Pernambuco, hoje, quatro anos depois.

“Um buraco enorme no teto. Chove dentro do prédio”, mostra o repórter.

Fantástico volta nas cidades que visitou há quatro anos

São obras atrasadas. Além de desperdício e desvio de dinheiro público que afetam a vida de famílias inteiras. Gente que primeiro tinha sido vítima da natureza. Depois, chegaram R$ 3,5 bilhões para educação, saúde para reconstruir as cidades.

Mas… Fiação elétrica exposta e mais buraco no teto. E é assim que os alunos estudam aqui em uma das escolas destruídas na cidade de Palmares.

A enchente de 2010 no Rio Mundaú atingiu 19 cidades alagoanas e 68 de Pernambuco. Quase 100 mil pessoas ficaram desabrigadas, 45 morreram. O Fantástico voltou nas cidades que visitou há quatro anos, para ver que fim levou o dinheiro da reconstrução.

Santana do Mundaú, Alagoas, 11 mil habitantes. Mais de 700 crianças estudam na beira do rio que transbordou em 2010. É uma área de risco, condenada pela Defesa Civil. Os alunos não deveriam estar no local. Mas veja só o que aconteceu. Fotos mostram o colégio novo, pronto para receber os estudantes. Mas de uma hora para outra, a escola caiu.

“A construtora já assumiu o erro, o equívoco que teve na falta de estudo de solo, já notificamos e isso não vai ter nenhum custo para o estado”, disse o coordenador do Programa de Reconstrução de AL, Herbert Motta.

Quatro anos depois da tragédia em Alagoas, das 55 escolas destruídas pela cheia, 14 ainda não foram entregues pelo Governo de Alagoas.

Fantástico: O senhor acha que nesse prazo não era para estar tudo pronto, secretário?
Herbert Motta: Tivemos várias dificuldades não só climáticas como de terreno. E o compromisso do governo é que a gente entregue, feche esse ano, entregando 100 % dessas unidades.

Dinheiro para escola existe, mas a obra ainda não começou

O Fantástico também esteve em Pernambuco, na cidade de Palmares, com 62 mil habitantes. A escola que foi mostrada no início da reportagem é uma das quatro que ainda não foram reconstruídas em Palmares. Os alunos seriam transferidos para uma nova.

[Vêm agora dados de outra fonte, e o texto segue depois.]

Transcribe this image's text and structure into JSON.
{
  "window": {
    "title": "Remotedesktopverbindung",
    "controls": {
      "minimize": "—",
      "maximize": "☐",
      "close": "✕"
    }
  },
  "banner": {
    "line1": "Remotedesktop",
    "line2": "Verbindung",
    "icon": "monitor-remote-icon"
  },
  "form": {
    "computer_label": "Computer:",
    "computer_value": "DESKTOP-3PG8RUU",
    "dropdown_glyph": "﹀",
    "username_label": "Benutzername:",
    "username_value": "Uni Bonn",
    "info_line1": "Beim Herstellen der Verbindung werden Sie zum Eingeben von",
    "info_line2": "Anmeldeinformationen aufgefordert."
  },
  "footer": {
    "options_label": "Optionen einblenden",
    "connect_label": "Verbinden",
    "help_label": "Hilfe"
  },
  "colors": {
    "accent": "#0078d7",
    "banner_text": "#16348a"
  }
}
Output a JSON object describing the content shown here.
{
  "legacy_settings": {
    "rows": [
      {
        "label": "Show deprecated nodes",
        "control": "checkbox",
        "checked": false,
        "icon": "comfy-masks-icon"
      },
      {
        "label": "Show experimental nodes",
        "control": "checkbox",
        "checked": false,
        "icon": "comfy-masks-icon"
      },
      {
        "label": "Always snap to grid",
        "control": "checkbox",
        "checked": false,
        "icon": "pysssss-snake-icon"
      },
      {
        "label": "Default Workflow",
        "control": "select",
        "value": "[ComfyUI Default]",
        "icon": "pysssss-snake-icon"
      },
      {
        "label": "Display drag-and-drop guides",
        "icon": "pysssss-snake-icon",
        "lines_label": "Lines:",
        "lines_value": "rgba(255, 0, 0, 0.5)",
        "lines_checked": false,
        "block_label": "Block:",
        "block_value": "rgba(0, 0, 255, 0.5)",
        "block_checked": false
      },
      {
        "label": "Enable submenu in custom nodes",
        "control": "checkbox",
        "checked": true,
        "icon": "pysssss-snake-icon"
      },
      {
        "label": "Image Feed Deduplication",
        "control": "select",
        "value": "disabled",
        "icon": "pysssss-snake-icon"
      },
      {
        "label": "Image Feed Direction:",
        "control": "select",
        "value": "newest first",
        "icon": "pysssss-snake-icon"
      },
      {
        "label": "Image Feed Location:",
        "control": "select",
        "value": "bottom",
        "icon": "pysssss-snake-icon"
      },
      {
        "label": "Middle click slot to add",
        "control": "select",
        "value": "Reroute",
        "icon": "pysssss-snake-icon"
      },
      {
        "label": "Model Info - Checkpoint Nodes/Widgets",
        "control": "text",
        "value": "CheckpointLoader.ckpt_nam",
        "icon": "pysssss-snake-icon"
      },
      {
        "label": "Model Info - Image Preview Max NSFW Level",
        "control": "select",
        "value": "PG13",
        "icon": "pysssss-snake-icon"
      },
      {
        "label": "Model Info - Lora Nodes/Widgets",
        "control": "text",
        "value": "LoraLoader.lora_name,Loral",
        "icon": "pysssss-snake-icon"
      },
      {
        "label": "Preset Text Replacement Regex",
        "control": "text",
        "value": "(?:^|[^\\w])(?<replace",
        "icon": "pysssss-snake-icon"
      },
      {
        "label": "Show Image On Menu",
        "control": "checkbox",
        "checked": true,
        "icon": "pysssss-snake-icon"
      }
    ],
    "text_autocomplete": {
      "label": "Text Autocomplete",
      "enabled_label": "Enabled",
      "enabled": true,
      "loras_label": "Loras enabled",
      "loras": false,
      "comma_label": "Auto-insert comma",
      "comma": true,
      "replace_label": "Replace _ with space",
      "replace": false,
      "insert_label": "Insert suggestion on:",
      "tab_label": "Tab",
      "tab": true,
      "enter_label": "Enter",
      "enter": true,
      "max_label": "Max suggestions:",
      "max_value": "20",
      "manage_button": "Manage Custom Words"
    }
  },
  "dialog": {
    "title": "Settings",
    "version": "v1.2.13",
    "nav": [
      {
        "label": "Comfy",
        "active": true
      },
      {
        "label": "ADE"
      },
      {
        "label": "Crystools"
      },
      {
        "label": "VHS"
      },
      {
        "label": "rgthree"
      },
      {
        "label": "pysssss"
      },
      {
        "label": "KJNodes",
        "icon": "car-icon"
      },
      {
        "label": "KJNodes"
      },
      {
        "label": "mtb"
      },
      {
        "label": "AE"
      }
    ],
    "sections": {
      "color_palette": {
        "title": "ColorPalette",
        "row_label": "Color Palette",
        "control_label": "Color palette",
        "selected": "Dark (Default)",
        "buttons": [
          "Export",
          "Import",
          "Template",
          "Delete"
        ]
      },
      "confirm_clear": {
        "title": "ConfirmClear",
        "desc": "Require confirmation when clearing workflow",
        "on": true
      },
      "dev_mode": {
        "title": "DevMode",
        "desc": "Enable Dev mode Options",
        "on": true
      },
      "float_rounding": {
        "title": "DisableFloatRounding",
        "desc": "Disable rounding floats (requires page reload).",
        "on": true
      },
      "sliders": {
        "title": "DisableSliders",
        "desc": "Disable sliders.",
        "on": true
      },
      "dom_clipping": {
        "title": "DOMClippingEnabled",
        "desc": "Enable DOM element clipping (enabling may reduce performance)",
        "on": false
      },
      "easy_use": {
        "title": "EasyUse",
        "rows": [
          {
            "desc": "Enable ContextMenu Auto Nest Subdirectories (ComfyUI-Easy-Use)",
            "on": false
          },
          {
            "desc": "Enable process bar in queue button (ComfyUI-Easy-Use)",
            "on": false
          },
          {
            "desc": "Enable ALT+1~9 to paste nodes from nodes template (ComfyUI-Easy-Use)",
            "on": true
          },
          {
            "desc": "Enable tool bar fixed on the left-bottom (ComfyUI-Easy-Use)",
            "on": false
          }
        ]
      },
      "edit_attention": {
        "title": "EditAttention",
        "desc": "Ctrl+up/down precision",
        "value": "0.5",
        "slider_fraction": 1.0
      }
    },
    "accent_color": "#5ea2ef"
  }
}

Dinheiro tem, mas a obra nem começou.

A equipe do Fantástico entrou em uma sala que tem um buraco no teto, que pega praticamente toda a parte da frente da sala, até a mesa da professora.

O prefeito de Palmares disse que a construção das novas escolas é responsabilidade do estado. E agora, quatro anos depois da enchente, faz uma promessa.

“A gente vai pegar esses alunos, colocar em outro espaço, enquanto se constrói a nova escola”, destaca o prefeito de Palmares, João Bezerra, do PSB.

O governo de Pernambuco disse que as escolas de Palmares só devem ficar prontas em outubro do ano que vem. De volta a Alagoas, mais uma escola caindo aos pedaços.

Fantástico: Tudo meio precário, a impressão que dá é que a escola está desmontando.
Luciene dos Santos, diretora da escola: Está desmontando porque está passando tempo, ninguém fez nada.

O colégio fica em Rio Largo, 75 mil habitantes. O Fantástico chegou no horário das aulas.

“Nós temos 722 alunos”, diz a diretora da escola Luciene dos Santos.

Fantástico: 722? Só um banheiro?
Luciene: Só um banheiro.
Fantástico: Merenda é servida ao lado do banheiro?
Luciene: Do lado do banheiro.
Fantástico: Cheio de buraco no telhado. Quer dizer que quando chove então?
Luciene: Alaga tudo.

Unidade de saúde que custou R$ 500 mil está abandonada

A construção da nova escola ficou parada por vários meses. Segundo o prefeito de Rio Largo, o motivo foi uma crise política. Crise que envolve o próprio prefeito. Acusado de irregularidades, como improbidade administrativa e formação de quadrilha, ele chegou a ser preso em 2012 e passou um ano e meio afastado da prefeitura. E na saúde, mais problemas e dinheiro jogado fora. Uma unidade está abandonada, no meio do mato. E sabe quanto custou? Quase R$ 500 mil.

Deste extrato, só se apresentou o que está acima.